Shalat witir disunatkan sesudah shalat isya, berdasarkan hadis yang menyatakan bahwa shalat witir itu hak bagi setiap muslim.
“Barang siapa yang menghendaki lima rakaat, kerjakan; tiga rakaat, kerjakan; atau satu rakaat, silakan” (Riwayat Abu Daud)
Menurut Imam Abu Hanifah, shalat witir itu hukumnya wajib. Shalat witir itu lebih afdhal daripada semua shalat rawatib, sebab adanya perbedaan paham bahwa hal itu wajib.
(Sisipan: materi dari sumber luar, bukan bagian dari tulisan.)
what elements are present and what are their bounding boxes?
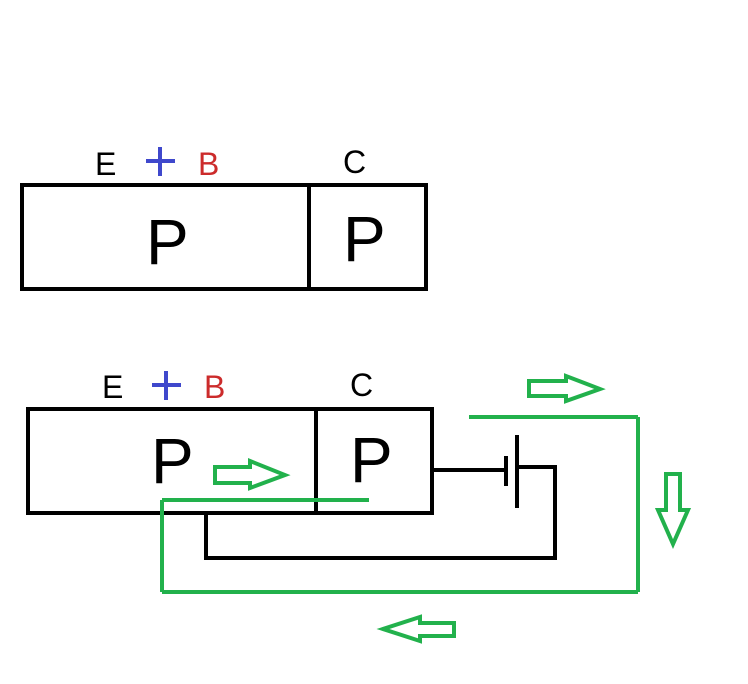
battery-icon <box>504 435 519 508</box>
bottom-collector-label: C <box>350 367 373 403</box>
arrow-right-icon <box>213 458 291 491</box>
bottom-emitter-label: E <box>102 369 123 405</box>
bottom-right-region-label: P <box>350 424 393 496</box>
external-circuit <box>204 435 557 560</box>
top-right-region-label: P <box>343 203 386 275</box>
bottom-base-label: B <box>204 369 225 405</box>
top-transistor: E B C P P <box>20 144 428 291</box>
return-wire <box>204 465 557 560</box>
plus-icon <box>146 147 175 176</box>
plus-icon <box>152 371 181 400</box>
bottom-left-region-label: P <box>151 425 194 497</box>
arrow-down-icon <box>654 472 692 549</box>
top-left-region-label: P <box>146 206 189 278</box>
top-collector-label: C <box>343 144 366 180</box>
top-base-label: B <box>198 146 219 182</box>
top-emitter-label: E <box>95 146 116 182</box>
current-loop <box>160 415 640 594</box>
bottom-transistor: E B C P P <box>26 367 434 515</box>
arrow-left-icon <box>376 614 456 644</box>
current-arrows <box>213 373 692 644</box>
bottom-collector-region <box>314 407 434 515</box>
arrow-right-icon <box>527 373 606 404</box>
top-collector-region <box>307 183 428 291</box>
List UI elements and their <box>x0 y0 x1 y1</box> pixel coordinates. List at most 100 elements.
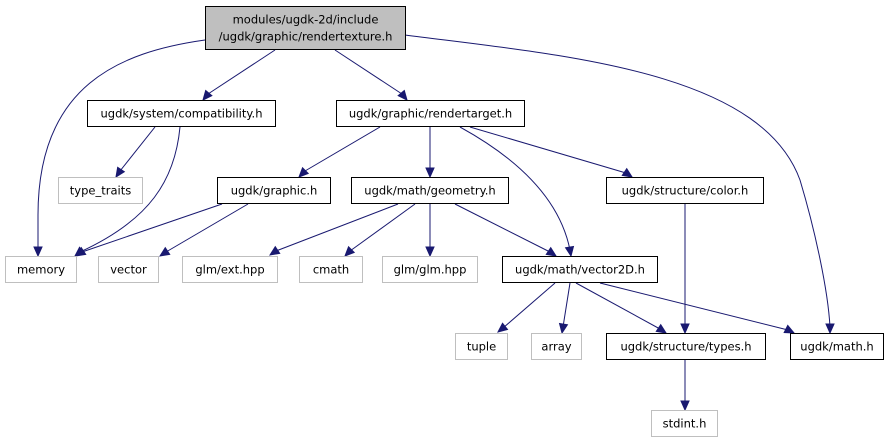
node-glmext: glm/ext.hpp <box>182 256 278 283</box>
edge-line <box>575 282 661 330</box>
arrow-head-icon <box>74 246 87 257</box>
edge-rtarget-to-color <box>469 126 634 178</box>
arrow-head-icon <box>680 323 690 335</box>
edge-vector2d-to-mathh <box>599 282 796 334</box>
edge-line <box>454 203 551 253</box>
node-label: modules/ugdk-2d/include <box>233 13 379 27</box>
edge-line <box>502 282 556 329</box>
arrow-head-icon <box>783 324 796 334</box>
nodes-layer: modules/ugdk-2d/include/ugdk/graphic/ren… <box>5 6 884 437</box>
edge-line <box>79 126 181 253</box>
node-label: array <box>541 340 571 354</box>
arrow-head-icon <box>202 89 213 101</box>
edge-line <box>459 126 571 251</box>
edge-graphic-to-memory <box>74 203 223 257</box>
arrow-head-icon <box>545 246 558 257</box>
node-types[interactable]: ugdk/structure/types.h <box>606 333 766 360</box>
node-label: ugdk/math/geometry.h <box>364 184 495 198</box>
edge-root-to-memory <box>33 39 206 258</box>
node-label: /ugdk/graphic/rendertexture.h <box>219 30 393 44</box>
node-memory: memory <box>5 256 77 283</box>
node-box <box>58 177 143 204</box>
edge-line <box>207 49 276 95</box>
arrow-head-icon <box>564 245 575 258</box>
node-box <box>790 333 884 360</box>
node-glmglm: glm/glm.hpp <box>382 256 478 283</box>
edge-vector2d-to-types <box>575 282 668 334</box>
node-mathh[interactable]: ugdk/math.h <box>790 333 884 360</box>
node-label: ugdk/structure/color.h <box>622 184 749 198</box>
edge-line <box>37 39 206 250</box>
node-label: ugdk/system/compatibility.h <box>101 107 263 121</box>
node-box <box>299 256 363 283</box>
edges-layer <box>33 34 835 412</box>
node-compat[interactable]: ugdk/system/compatibility.h <box>87 100 276 127</box>
edge-line <box>81 203 223 253</box>
node-label: ugdk/math/vector2D.h <box>515 263 645 277</box>
node-type_traits: type_traits <box>58 177 143 204</box>
node-label: vector <box>110 263 147 277</box>
edge-color-to-types <box>680 204 690 335</box>
node-box <box>531 333 582 360</box>
arrow-head-icon <box>344 245 356 257</box>
node-label: glm/ext.hpp <box>195 263 264 277</box>
node-box <box>98 256 159 283</box>
edge-line <box>562 282 571 328</box>
edge-root-to-compat <box>202 49 276 101</box>
arrow-head-icon <box>425 246 435 258</box>
node-label: glm/glm.hpp <box>394 263 467 277</box>
node-root: modules/ugdk-2d/include/ugdk/graphic/ren… <box>205 6 406 50</box>
node-box <box>205 6 406 50</box>
node-vector: vector <box>98 256 159 283</box>
node-label: ugdk/structure/types.h <box>620 340 751 354</box>
node-label: memory <box>17 263 65 277</box>
edge-geometry-to-vector2d <box>454 203 558 257</box>
node-box <box>217 177 331 204</box>
arrow-head-icon <box>397 89 408 101</box>
edge-types-to-stdint <box>680 360 690 412</box>
node-box <box>455 333 508 360</box>
edge-line <box>304 126 381 172</box>
arrow-head-icon <box>655 323 668 334</box>
node-geometry[interactable]: ugdk/math/geometry.h <box>351 177 509 204</box>
arrow-head-icon <box>680 400 690 412</box>
node-label: ugdk/math.h <box>800 340 873 354</box>
node-box <box>606 333 766 360</box>
node-tuple: tuple <box>455 333 508 360</box>
edge-line <box>119 126 156 172</box>
arrow-head-icon <box>33 246 43 258</box>
arrow-head-icon <box>298 166 310 178</box>
arrow-head-icon <box>621 167 634 178</box>
edge-line <box>349 203 416 252</box>
edge-root-to-mathh <box>404 34 835 335</box>
edge-rtarget-to-geometry <box>425 127 435 179</box>
arrow-head-icon <box>268 245 281 256</box>
edge-line <box>165 203 249 253</box>
edge-geometry-to-cmath <box>344 203 416 257</box>
node-vector2d[interactable]: ugdk/math/vector2D.h <box>502 256 658 283</box>
node-label: cmath <box>313 263 349 277</box>
edge-graphic-to-vector <box>158 203 249 257</box>
node-array: array <box>531 333 582 360</box>
edge-vector2d-to-tuple <box>497 282 556 333</box>
node-box <box>5 256 77 283</box>
node-label: stdint.h <box>663 417 707 431</box>
node-stdint: stdint.h <box>651 410 718 437</box>
edge-line <box>599 282 789 331</box>
edge-line <box>469 126 627 174</box>
arrow-head-icon <box>825 323 835 335</box>
edge-compat-to-type_traits <box>115 126 156 179</box>
node-label: type_traits <box>70 184 131 198</box>
node-color[interactable]: ugdk/structure/color.h <box>606 177 764 204</box>
arrow-head-icon <box>497 322 509 333</box>
node-box <box>336 100 525 127</box>
node-box <box>502 256 658 283</box>
node-label: tuple <box>467 340 496 354</box>
arrow-head-icon <box>425 167 435 179</box>
node-rtarget[interactable]: ugdk/graphic/rendertarget.h <box>336 100 525 127</box>
edge-vector2d-to-array <box>558 282 571 335</box>
node-box <box>351 177 509 204</box>
node-graphic[interactable]: ugdk/graphic.h <box>217 177 331 204</box>
edge-geometry-to-glmext <box>268 203 399 256</box>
Shalat witir paling sedikit 1 rakaat, walaupun tidak didahului oleh shalat sunat isya dan yang lainnya. Untuk mendapat kesempurnaan, paling sedikit tiga rakaat, namun yang lebih sempurna dari itu adalah 5 rakaat, 7 rakaat, atau 9 rakaat.
Yang paling banyak adalah 11 rakaat, tidak boleh melebihinya dengan niat shalat witir. Sesungguhnya shalat witir itu dikerjakan dengan ganjil. Apabila seseorang bertakbiratul ihram untuk shalat witir, namun tidak meniatkan bilangan rakaatnya, maka sah shalatnya dan dia bebas shalat sekehendak hatinya (asal tidak melebihi rakaat yang telah ditentukan), menurut kaul yang termasyhur.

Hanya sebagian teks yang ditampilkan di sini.